Q: Any highlights on your recent announcement?
A: This round was equity only, as the purpose of it has been to raise funding for the company to be built on top of the Aleo network. This capital will be used to build a company which provides value-added services on top of the Aleo network. A good analogy we have made is Git vs Github.
Git is an open-source protocol used by millions of developers worldwide, and Github has built a lucrative and viable business by layering on a suite of products which add even more utility for the end-user (aka developer).
Q: Can you give us more insights into your offering?
A: We raised $200M in a Series B funding round led by Kora Management LP and SoftBank Vision Fund 2, with participation from Tiger Global, Sea Capital, Slow Ventures, Samsung Next, and Andreessen Horowitz (a16z), culminating in a valuation of the company at $1.45 billion. Following the company’s $28 million Series A, which was led by a16z in April of 2021. Aleo’s Series B represents the largest fundraising round ever in the zero-knowledge industry, and a major conﬁrmation of conﬁdence in the future of zero-knowledge technology.
Q: What can we expect from your company in the next 6 months? What are your plans?
A: We are in the ﬁnal week of running our incentivized testnet, and are in the process of completing two separate security audits of our core codebase. In addition, we’ve concluded Phase I of the largest setup ceremony for any zk-project in history. While we still have a few things to wrap up on the technical side, with the aforementioned achievements we feel prepared for our planned mainnet launch in Q3 2022 (this year). The launch of mainnet later this year will enable developers to build privacy-enabled, decentralized applications for both Web 2.0 and Web 3.0 more easily than ever before.
Q: What is the best thing about your company that people might not know about?

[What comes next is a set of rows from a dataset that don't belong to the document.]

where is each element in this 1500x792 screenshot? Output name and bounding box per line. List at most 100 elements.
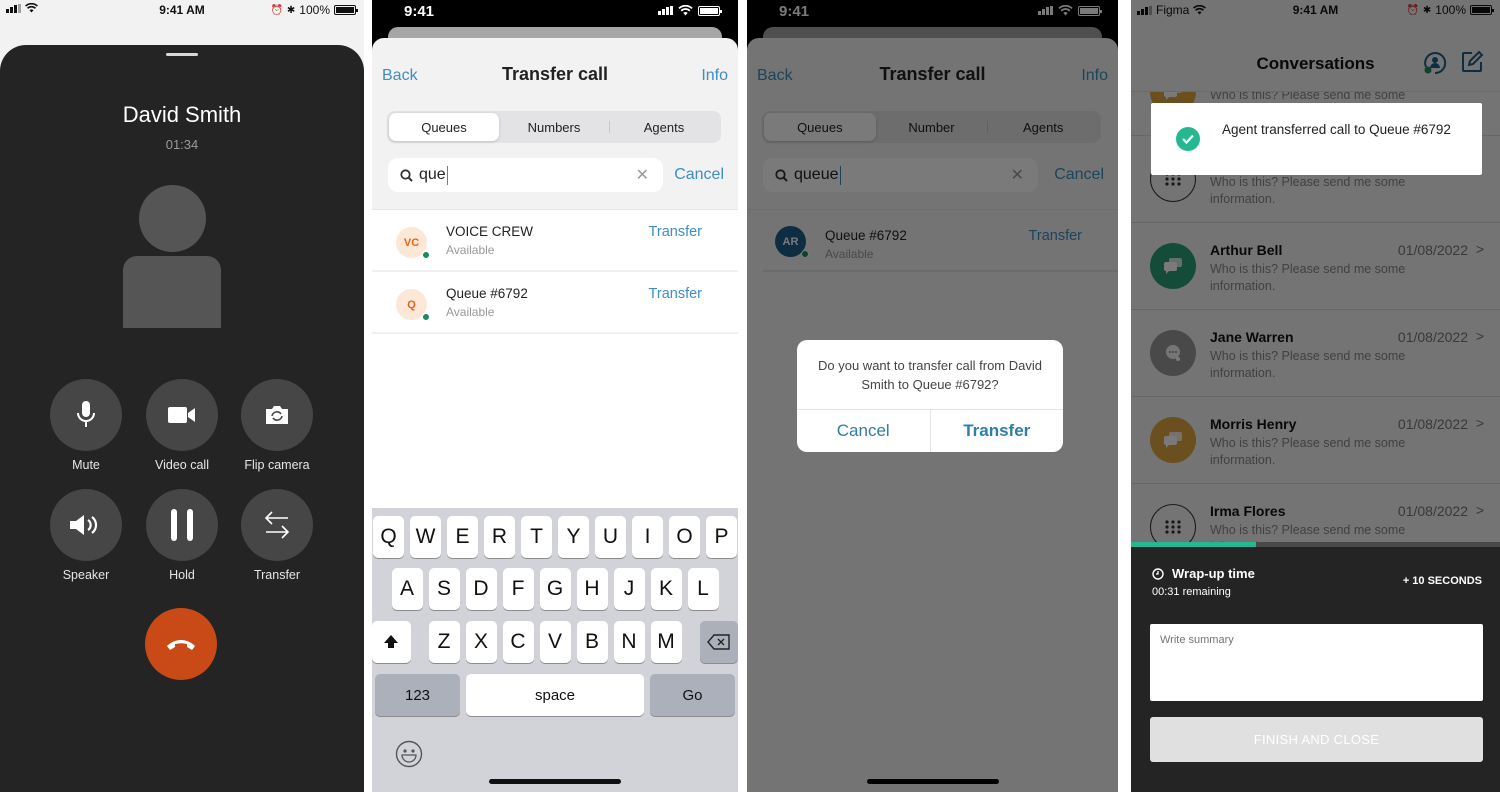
key[interactable]: M [650,621,682,663]
backspace-icon [706,634,730,650]
clear-icon[interactable]: ✕ [636,165,649,185]
numbers-key[interactable]: 123 [375,674,460,716]
hang-up-icon [167,640,195,650]
drag-handle[interactable] [166,53,198,56]
dialog-cancel-button[interactable]: Cancel [797,410,930,452]
modal-overlay [1131,0,1500,544]
key[interactable]: B [576,621,608,663]
wrap-up-title: Wrap-up time [1172,566,1255,581]
list-item: Q Queue #6792 Available Transfer [372,272,738,334]
dialog-transfer-button[interactable]: Transfer [929,410,1064,452]
toast-message: Agent transferred call to Queue #6792 [1222,122,1451,137]
bluetooth-icon: ✱ [286,4,296,16]
key[interactable]: I [632,516,663,558]
end-call-button[interactable] [145,608,217,680]
speaker-button[interactable]: Speaker [49,489,123,582]
clock-icon [1152,567,1164,580]
emoji-key[interactable] [395,740,423,773]
space-key[interactable]: space [466,674,644,716]
tab-queues[interactable]: Queues [389,113,499,141]
confirm-transfer-dialog: Do you want to transfer call from David … [797,340,1063,452]
tab-agents[interactable]: Agents [609,113,719,141]
microphone-icon [77,401,95,427]
time-remaining: 00:31 remaining [1152,586,1231,598]
key[interactable]: Z [428,621,460,663]
key[interactable]: A [391,568,423,610]
list-item: VC VOICE CREW Available Transfer [372,210,738,272]
transfer-link[interactable]: Transfer [649,286,702,302]
key[interactable]: E [447,516,478,558]
hold-button[interactable]: Hold [145,489,219,582]
avatar: VC [396,227,430,259]
segmented-control: Queues Numbers Agents [387,111,721,143]
key[interactable]: U [595,516,626,558]
key[interactable]: X [465,621,497,663]
search-icon [400,168,413,182]
wifi-icon [678,5,693,16]
home-indicator [866,779,999,784]
add-time-button[interactable]: + 10 SECONDS [1403,575,1482,587]
info-button[interactable]: Info [701,67,728,85]
shift-icon [384,635,399,648]
key[interactable]: L [687,568,719,610]
signal-icon [658,6,673,15]
search-value: que [419,166,446,183]
key[interactable]: F [502,568,534,610]
caller-avatar-placeholder [123,185,221,328]
flip-camera-button[interactable]: Flip camera [240,379,314,472]
battery-percent: 100% [299,3,330,17]
emoji-icon [395,740,423,768]
key[interactable]: S [428,568,460,610]
finish-and-close-button[interactable]: FINISH AND CLOSE [1150,717,1483,762]
pause-icon [171,509,193,541]
key[interactable]: O [669,516,700,558]
dialog-message: Do you want to transfer call from David … [818,358,1042,392]
success-toast: Agent transferred call to Queue #6792 [1151,103,1482,175]
key[interactable]: C [502,621,534,663]
transfer-button[interactable]: Transfer [240,489,314,582]
tab-numbers[interactable]: Numbers [499,113,609,141]
search-input[interactable]: que ✕ [388,158,663,192]
sheet-title: Transfer call [501,64,609,84]
home-indicator [489,779,621,784]
wrap-up-progress [1131,542,1500,547]
video-camera-icon [168,407,195,423]
key[interactable]: T [521,516,552,558]
keyboard: QWERTYUIOP ASDFGHJKL ZXCVBNM 123 space G… [372,508,738,792]
online-indicator [422,251,430,259]
video-call-button[interactable]: Video call [145,379,219,472]
key[interactable]: D [465,568,497,610]
search-cancel-button[interactable]: Cancel [674,166,724,184]
key[interactable]: R [484,516,515,558]
transfer-confirm-screen: 9:41 Back Transfer call Info Queues Numb… [747,0,1118,792]
key[interactable]: V [539,621,571,663]
mute-button[interactable]: Mute [49,379,123,472]
battery-icon [698,5,722,16]
status-bar: 9:41 [372,0,738,26]
go-key[interactable]: Go [650,674,735,716]
key[interactable]: W [410,516,441,558]
check-circle-icon [1176,127,1200,151]
transfer-arrows-icon [264,511,290,539]
avatar: Q [396,289,430,321]
status-bar: 9:41 AM ⏰ ✱ 100% [0,0,364,20]
delete-key[interactable] [699,621,738,663]
caller-name: David Smith [122,102,242,127]
key[interactable]: G [539,568,571,610]
wrap-up-panel: Wrap-up time 00:31 remaining + 10 SECOND… [1131,542,1500,792]
online-indicator [422,313,430,321]
key[interactable]: H [576,568,608,610]
call-timer: 01:34 [165,137,199,152]
conversations-screen: Figma 9:41 AM ⏰ ✱ 100% Conversations Who… [1131,0,1500,792]
key[interactable]: N [613,621,645,663]
transfer-link[interactable]: Transfer [649,224,702,240]
key[interactable]: Y [558,516,589,558]
key[interactable]: P [706,516,737,558]
key[interactable]: J [613,568,645,610]
summary-input[interactable] [1150,624,1483,701]
key[interactable]: Q [373,516,404,558]
key[interactable]: K [650,568,682,610]
flip-camera-icon [266,406,288,424]
shift-key[interactable] [372,621,411,663]
active-call-screen: 9:41 AM ⏰ ✱ 100% David Smith 01:34 Mute … [0,0,364,792]
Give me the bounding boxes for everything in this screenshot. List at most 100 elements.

A: We’ve designed our own Layer-1 blockchain from the ground up speciﬁcally to support a decentralized computing paradigm known as Zexe which makes off-chain computation, on-chain veriﬁcation the default, thus greatly improving scalability AND privacy. Furthermore, we’ve created an entirely new programming language, Leo, which lets developers write programs in an intuitive, developer-friendly way.
Zero-knowledge cryptography is a relatively new concept that has only recently been applied to the problems of scalability and privacy. Given the nascent state of the industry, we don’t feel a sense of “rivalry” towards other projects applying these techniques to solve ecosystem-speciﬁc problems. That said, most other teams use zero-knowledge cryptography as a solution to scalability on Ethereum.
Because we’re taking a full-stack approach, we’re better able to optimize an end-to-end developer experience for writing private applications, which we hope will lead to the best and brightest developers building novel new applications that bridge the gap between Web 2.0 and Web 3.0.